Dada Shania terasa sangat sesak, membuatnya sedikit kesulitan bernapas. Tapi ia selalu tersenyum, tidak mau membuat orang-orang di sekitarnya khawatir.
Beberapa pasang mata yang empunya saling terdiam di ruang tamu akhirnya menaruh atensi ketika mendengar langkah kaki dari tangga. Ariel dan Eve muncul dari sana dengan sisa air mata yang tidak bisa disembunyikan. Eve tersenyum tipis pada orang-orang di sana.
"Mama," lirih Eve sambil mendekati Shania. Ia memeluknya, yang seketika memunculkan sesak di antara mereka. "Terima kasih."
Eve tidak tahu akan mengatakan apa setelah semua yang telah Shania lakukan untuknya selama ini. Kalau ada kata yang lebih untuk mengekspresikan rasa sayangnya pada Shania selain terima kasih, Eve pasti akan menggunakannya.
Shania membalas pelukan Eve dan akhirnya menangis juga. "Maafin aku, ya. Kamu pasti benci sama Mama karena berhenti berusaha cari keluarga kandung kamu, Eve."
Eve menggeleng. "Nggak apa, Ma."
Gadis itu kemudian beralih pada Sakti dan bicara hal serupa. Sakti mungkin tidak terlalu berpartisipasi dalam kisahnya kali ini, tapi dulu Sakti telah mengajarkan banyak hal padanya. Sakti mengajarkan apa itu tanggung jawab, dia juga mengajarkan pada Eve bermain basket dan berenang. Sakti selalu ada untuk Eve ketika Shania sedang pergi.
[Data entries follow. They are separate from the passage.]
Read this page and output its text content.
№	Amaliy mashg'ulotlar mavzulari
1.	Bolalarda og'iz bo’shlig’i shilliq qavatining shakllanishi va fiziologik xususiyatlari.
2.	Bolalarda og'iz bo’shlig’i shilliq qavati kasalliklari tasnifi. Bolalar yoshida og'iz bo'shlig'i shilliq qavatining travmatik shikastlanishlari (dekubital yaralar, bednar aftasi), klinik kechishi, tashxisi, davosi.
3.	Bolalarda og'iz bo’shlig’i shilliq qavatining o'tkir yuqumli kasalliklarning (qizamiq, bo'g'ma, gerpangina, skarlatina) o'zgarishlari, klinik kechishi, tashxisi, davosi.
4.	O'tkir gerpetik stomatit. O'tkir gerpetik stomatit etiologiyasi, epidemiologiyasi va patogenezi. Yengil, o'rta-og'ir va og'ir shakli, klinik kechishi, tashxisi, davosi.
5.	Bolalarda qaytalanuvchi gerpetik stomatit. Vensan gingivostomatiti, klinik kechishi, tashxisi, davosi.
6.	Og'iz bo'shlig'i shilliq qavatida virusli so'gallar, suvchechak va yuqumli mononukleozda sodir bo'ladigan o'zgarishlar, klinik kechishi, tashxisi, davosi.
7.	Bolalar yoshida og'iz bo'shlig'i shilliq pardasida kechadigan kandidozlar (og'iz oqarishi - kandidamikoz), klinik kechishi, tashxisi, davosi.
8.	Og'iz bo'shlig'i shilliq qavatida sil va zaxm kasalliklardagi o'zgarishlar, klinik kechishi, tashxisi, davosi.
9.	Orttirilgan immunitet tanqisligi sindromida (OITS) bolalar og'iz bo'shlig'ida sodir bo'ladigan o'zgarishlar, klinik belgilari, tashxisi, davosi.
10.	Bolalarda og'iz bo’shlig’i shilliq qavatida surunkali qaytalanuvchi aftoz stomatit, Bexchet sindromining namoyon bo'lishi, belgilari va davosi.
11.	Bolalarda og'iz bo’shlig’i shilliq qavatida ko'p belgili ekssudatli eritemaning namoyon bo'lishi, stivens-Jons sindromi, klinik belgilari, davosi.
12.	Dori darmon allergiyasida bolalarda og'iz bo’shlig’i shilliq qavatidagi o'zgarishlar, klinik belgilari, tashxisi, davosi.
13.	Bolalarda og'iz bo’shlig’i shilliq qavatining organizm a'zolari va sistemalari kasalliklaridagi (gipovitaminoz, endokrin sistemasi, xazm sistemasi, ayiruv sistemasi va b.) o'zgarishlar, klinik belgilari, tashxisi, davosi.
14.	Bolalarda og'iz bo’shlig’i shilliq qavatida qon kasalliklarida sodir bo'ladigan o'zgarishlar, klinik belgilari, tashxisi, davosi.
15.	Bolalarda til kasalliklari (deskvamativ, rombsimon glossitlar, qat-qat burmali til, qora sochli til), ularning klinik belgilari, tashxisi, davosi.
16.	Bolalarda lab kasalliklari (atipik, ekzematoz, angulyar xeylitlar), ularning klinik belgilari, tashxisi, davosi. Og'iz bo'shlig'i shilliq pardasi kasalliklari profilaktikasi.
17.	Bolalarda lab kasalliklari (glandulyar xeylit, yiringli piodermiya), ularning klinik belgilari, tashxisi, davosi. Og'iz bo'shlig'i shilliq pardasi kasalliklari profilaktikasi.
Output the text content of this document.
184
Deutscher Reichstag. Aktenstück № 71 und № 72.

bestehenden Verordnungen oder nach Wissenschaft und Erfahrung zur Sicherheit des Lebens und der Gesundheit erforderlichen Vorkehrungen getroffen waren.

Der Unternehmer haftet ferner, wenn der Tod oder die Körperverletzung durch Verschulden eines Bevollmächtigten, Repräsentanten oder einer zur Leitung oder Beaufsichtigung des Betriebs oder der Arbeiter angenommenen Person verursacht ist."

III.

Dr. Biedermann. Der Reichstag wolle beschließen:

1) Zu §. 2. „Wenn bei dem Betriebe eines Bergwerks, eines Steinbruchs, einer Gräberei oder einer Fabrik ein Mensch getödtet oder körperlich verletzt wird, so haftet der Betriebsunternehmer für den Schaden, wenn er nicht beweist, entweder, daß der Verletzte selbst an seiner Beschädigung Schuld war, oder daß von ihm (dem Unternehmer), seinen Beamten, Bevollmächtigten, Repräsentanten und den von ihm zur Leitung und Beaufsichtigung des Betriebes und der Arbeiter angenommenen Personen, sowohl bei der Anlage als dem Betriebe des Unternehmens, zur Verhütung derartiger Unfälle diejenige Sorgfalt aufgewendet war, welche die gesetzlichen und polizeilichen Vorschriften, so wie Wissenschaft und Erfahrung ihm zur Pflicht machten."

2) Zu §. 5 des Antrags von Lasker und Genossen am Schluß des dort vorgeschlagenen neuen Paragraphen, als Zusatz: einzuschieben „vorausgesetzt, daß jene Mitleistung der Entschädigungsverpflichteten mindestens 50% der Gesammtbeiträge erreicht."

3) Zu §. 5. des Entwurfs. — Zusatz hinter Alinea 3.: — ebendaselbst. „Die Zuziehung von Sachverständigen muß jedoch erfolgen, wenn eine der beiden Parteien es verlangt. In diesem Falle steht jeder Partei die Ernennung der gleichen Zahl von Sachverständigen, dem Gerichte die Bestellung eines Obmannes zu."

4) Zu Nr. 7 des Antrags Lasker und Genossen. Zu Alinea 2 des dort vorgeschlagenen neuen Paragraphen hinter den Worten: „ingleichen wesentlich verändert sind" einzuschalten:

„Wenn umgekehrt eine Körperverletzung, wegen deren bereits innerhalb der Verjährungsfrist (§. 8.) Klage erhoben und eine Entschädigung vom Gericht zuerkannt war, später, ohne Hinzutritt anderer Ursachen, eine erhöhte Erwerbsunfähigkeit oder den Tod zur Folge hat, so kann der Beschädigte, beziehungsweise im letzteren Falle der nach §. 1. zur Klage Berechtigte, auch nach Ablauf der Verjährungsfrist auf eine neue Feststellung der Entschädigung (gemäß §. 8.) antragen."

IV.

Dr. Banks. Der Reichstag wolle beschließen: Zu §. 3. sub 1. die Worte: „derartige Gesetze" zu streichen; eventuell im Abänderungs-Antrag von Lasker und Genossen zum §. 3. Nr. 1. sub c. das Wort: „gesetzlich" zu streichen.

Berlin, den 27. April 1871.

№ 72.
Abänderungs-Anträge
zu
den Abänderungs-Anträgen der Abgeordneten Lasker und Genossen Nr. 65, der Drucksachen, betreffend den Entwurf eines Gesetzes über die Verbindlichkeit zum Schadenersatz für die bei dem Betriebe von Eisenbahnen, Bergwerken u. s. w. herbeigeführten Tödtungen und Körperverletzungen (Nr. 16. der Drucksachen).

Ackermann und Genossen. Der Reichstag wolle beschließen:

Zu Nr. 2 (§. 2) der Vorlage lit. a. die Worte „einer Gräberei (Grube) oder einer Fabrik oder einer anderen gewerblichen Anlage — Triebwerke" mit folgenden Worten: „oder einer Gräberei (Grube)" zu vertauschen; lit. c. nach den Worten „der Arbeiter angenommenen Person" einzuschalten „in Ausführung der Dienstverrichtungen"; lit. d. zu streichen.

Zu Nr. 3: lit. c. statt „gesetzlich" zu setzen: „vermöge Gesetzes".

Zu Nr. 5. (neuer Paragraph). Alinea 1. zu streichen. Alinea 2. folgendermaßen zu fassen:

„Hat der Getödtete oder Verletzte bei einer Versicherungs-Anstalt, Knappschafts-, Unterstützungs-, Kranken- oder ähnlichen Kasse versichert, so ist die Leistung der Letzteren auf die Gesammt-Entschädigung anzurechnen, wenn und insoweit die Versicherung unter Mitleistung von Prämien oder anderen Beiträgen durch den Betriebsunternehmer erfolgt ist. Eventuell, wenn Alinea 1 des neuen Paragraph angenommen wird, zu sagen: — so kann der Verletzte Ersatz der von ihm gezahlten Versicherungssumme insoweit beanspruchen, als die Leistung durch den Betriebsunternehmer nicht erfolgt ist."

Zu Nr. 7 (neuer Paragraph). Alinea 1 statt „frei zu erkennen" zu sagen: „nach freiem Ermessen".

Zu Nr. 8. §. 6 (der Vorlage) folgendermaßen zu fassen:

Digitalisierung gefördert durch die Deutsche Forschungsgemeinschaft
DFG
Eve juga menyayangi Sakti seperti ia menyayangi Shania.
Eve beralih pada Ariel dan tersenyum kikuk. "Hai, Krib."
"Nggak usah ngomong. Gue tahu apa yang mau lo omongin."
"Apa?"
"Gue juga sayang lo, Eve."
Eve tersenyum tipis dan menarik Ariel dalam dekapannya. "Lo bakal selalu jadi kakak gue."